Given this and other positive accounts, it must have been a shock to the public to read headlines in September 1922 and find that P. R. Lancaster had filed for bankruptcy in U.S. District Court.  His liabilities were listed at $453,611.70 ($6.6 million today) and assets at $199,085.  The cause of the failure were “unfortunate investments in Eastern and Southern Kentucky oil,” according to the press.  


One result of the bankruptcy was the sale of the Lancaster mansion and a move to a more modest home.  At age 46 Lancaster was ruined.  A photo exists of his son showing off a new grandchild.  Patrick Sr., standing behind, seems to have been aged significantly by his financial disaster.


In ensuing years, Lancaster continued to work in Louisville, his occupation  recorded by the census taker as “salesman, stocks & bonds.”  Eager to return to the liquor trade again, he watched through the early 1930s as National Prohibition grew increasingly unpopular and began to unravel.  With Repeal Lancaster saw an opportunity to rejoin the liquor trade as a broker, acting as a “middleman” between the newly revived distilleries of Kentucky and the liquor dealers and drinking establishment opening all over America.  He worked from an office in Suite 1203 of Louisville’s skyscraper Washington Building, shown here, reviving his reputation in the liquor trade and his fortunes.  Lancaster was joined in this successful enterprise by Patrick Jr. and continued to work for many years, enjoying the adulation of ten grandchildren.


Patrick lived to be 83 years old, his bankruptcy of 1922 largely forgotten.  After several year in declining health with heart disease, he was felled by a stroke in March 1964 and died at Lady of Peace Hospital.  After a funeral at St.
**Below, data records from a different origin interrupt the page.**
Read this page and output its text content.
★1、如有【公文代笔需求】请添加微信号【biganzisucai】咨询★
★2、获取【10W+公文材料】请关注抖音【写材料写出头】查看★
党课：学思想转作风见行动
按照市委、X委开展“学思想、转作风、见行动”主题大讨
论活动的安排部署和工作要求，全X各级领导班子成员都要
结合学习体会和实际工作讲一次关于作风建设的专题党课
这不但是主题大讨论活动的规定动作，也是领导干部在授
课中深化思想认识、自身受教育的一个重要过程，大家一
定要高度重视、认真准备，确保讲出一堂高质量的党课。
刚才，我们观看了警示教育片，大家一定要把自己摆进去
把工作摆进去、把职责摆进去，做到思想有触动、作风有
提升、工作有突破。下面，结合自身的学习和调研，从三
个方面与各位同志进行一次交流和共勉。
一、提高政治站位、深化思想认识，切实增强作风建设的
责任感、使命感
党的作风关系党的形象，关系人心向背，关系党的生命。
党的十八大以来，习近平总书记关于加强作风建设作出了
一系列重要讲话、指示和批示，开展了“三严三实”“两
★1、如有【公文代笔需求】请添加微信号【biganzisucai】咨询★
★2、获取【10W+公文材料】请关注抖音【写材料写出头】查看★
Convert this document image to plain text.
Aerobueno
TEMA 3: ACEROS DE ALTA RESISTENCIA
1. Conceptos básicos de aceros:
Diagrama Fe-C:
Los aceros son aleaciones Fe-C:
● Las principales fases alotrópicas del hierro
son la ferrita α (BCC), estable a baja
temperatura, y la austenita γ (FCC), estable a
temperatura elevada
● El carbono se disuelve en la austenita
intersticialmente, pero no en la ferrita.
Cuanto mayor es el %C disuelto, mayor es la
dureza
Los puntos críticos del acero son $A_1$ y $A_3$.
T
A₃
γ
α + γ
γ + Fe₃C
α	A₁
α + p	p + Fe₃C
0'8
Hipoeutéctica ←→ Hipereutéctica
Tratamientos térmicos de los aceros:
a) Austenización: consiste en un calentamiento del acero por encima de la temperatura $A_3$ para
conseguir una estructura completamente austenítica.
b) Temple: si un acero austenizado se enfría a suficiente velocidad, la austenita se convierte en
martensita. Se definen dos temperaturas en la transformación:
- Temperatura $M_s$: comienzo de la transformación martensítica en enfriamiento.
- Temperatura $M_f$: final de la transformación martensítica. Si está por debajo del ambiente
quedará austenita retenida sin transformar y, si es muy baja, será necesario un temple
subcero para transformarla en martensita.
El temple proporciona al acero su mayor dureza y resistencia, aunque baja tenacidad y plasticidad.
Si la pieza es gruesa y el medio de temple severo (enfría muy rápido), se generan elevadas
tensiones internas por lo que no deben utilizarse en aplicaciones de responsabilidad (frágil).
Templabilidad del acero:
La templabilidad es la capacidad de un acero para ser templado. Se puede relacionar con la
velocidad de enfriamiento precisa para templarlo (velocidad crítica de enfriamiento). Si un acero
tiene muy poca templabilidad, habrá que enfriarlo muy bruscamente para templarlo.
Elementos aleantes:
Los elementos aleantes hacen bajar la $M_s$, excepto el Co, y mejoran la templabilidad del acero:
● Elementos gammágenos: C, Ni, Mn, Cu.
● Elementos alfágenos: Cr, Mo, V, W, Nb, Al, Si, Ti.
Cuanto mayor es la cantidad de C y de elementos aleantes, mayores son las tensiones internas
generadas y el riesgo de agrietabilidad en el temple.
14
James, his parish church, he was buried at Louisville’s Calvary Cemetery next to Susie who had died several months earlier.  


 


Patrick Lancaster had chosen the fourth option, waiting out the “dry” years and rejoining the liquor trade at the opportune moment.  The fourteen year hiatus of National Prohibition had not been easy but despite a bankruptcy he had emerged triumphant yet again as a “whiskey man.”